The purpose óf a pledge is to give the creditor additional security out of which payment of the primary debt may be made. In the case at bar the bonds secured by the trust deed stood on the same plane. When they were pledged, each bank, for the purpose of further protection to its primary debt, owned one-half of the security furnished by the trust deed. By the sale of the property under the foreclosure of the trust deed, the funds derived are substituted for the real estate. By the conversion of the property into money through sale under the foreclosure, the security afforded by the bonds pledged to the respective banks, did not shift so that the funds should be distributed on the *206basis the debt due each bank bore to the total of the primary debts due the two banks. So to hold would, in practical effect, give the bond held by the creditor to whom there was due the larger debt, a preference over the creditor to whom the lesser amount was due. The application of a different rule would result in a variable and shifting factor in the value and extent of the security granted the creditor to whom had been pledged a portion of a series of corporate bonds, the value varying in accordance with the amount of primary indebtedness held by other creditors holding like hypothecated bonds as collateral security therefor.
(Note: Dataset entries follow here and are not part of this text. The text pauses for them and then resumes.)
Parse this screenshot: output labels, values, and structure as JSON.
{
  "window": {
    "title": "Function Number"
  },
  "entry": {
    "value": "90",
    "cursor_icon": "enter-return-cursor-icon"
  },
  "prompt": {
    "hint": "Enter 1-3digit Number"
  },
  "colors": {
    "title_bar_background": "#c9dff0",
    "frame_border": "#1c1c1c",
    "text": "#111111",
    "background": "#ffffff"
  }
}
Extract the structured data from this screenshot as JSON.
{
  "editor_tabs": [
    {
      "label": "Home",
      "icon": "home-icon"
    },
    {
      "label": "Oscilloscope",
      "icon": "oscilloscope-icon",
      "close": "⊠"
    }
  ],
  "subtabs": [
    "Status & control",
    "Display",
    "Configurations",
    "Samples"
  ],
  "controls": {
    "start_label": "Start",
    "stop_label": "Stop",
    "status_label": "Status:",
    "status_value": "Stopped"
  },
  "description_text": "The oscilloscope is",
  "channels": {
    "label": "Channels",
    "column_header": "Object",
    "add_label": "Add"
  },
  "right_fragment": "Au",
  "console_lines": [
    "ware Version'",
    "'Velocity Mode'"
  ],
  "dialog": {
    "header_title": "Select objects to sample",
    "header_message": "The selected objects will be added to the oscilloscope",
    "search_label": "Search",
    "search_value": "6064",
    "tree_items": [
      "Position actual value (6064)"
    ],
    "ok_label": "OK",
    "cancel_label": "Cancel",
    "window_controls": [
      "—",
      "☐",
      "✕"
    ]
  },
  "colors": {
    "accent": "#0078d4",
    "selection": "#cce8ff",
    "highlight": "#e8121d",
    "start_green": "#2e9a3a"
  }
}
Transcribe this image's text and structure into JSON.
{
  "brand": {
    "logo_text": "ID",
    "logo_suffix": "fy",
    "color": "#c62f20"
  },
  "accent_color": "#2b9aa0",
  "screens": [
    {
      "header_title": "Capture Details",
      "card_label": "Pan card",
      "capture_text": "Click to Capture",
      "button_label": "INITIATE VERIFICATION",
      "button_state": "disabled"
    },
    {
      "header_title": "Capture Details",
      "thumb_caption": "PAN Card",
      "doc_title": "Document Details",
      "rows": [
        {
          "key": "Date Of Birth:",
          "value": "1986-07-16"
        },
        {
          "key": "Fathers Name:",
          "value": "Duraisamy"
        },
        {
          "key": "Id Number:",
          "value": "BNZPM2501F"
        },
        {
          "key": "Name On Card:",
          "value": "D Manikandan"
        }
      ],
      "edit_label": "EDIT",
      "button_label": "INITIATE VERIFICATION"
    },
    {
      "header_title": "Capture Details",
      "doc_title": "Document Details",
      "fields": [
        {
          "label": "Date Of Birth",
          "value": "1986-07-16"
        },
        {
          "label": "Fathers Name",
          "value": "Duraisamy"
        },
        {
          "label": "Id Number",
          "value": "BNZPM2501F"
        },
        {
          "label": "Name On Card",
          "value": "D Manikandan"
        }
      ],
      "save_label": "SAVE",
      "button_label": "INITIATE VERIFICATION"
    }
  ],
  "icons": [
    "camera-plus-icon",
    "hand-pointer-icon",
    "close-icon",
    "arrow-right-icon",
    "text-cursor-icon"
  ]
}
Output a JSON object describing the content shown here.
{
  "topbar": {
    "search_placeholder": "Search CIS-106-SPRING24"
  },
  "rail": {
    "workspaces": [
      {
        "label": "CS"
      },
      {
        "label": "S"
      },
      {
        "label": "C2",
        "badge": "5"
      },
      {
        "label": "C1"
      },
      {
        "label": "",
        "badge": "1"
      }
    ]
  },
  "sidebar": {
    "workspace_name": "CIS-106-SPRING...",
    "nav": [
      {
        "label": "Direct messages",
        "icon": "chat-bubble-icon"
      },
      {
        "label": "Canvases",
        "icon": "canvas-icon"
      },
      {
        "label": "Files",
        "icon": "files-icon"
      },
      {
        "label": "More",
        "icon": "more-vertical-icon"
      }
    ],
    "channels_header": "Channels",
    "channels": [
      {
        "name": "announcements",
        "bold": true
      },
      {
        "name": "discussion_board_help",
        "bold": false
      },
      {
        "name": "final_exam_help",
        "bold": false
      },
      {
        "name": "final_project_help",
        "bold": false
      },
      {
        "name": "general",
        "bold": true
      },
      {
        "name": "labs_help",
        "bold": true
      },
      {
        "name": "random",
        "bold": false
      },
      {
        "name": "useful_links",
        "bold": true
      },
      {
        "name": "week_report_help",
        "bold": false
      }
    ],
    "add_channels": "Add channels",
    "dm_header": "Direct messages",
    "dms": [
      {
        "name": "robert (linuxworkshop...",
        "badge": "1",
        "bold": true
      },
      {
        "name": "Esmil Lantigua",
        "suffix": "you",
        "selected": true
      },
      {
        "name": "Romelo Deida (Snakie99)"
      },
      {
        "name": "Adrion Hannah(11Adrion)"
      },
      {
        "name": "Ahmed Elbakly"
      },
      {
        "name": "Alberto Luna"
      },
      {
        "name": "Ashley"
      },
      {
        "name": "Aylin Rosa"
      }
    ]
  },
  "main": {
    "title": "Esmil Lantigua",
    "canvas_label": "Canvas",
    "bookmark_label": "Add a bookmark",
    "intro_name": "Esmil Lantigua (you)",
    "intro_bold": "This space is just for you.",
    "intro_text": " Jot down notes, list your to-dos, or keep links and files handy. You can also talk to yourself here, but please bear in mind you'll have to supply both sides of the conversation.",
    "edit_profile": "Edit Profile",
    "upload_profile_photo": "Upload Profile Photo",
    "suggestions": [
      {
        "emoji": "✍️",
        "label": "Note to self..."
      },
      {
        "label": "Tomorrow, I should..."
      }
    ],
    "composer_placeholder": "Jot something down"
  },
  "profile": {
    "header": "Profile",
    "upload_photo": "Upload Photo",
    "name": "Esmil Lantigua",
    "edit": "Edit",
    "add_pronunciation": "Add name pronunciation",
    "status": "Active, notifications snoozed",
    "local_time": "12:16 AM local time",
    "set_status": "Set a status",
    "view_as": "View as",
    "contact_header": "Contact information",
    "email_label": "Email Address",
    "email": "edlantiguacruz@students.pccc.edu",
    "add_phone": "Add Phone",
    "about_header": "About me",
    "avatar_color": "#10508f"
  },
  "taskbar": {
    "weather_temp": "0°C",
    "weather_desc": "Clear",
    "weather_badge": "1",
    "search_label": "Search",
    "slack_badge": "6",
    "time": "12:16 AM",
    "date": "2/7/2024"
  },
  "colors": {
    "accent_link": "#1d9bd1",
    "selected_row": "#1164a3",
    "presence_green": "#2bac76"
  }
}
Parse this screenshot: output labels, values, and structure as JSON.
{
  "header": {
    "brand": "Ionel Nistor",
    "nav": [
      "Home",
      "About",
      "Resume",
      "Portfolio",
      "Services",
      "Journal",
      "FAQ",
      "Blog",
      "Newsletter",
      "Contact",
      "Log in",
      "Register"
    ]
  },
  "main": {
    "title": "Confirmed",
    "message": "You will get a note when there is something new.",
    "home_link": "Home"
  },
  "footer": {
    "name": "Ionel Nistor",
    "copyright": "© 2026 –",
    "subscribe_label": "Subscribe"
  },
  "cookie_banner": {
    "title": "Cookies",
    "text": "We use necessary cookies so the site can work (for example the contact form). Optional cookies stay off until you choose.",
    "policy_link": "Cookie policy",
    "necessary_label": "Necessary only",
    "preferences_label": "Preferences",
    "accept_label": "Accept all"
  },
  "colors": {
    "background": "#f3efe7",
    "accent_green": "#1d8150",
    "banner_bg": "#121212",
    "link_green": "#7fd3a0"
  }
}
The rule applicable is, that the two banks, as the holders of the several bonds pledged to them respectively as surety for the primary indebtedness of each, should share in the funds derived from the sale of the mortgaged property, until the primary indebtedness is satisfied, on the basis - of the bond held and not on the factor of the aggregate debt owing the banks. Authorities recognizing this rule are: In re Regent’s Canal Iron Works Co. L. R. 3 Ch. Div. 43; Western Supply and Manf. Co. v. United States and Mexican Trust Co. 41 Tex. Civ. App. 478, 92 S. W. 986; Georgetown Water Co. v. Fidelity Trust and Safety Vault Co. 117 Ky. 325; Newport Co. v. Douglass, 12 Bush (Ky.) 673, 720; Duncomb v. N. Y., H. & N. R. R. Co. 84 N. Y. 190; Cochran v. Anglo-American Co. 69 Hun, 168; In re Hodge’s Appeal, 84 Pa. St. 359; Morton and Bliss v. N. O. and S. Ry. Co. 79 Ala. 590, 621.

The judgment of the Appellate Court, and that portion of the decree of the circuit court of Whiteside county directing the method of distribution of the funds to be derived from the sale of the mortgaged premises, are severally reversed and the cause is remanded with directions to the circuit court to enter a decree in conformity with the views herein stated.

Reversed and remanded, with directions.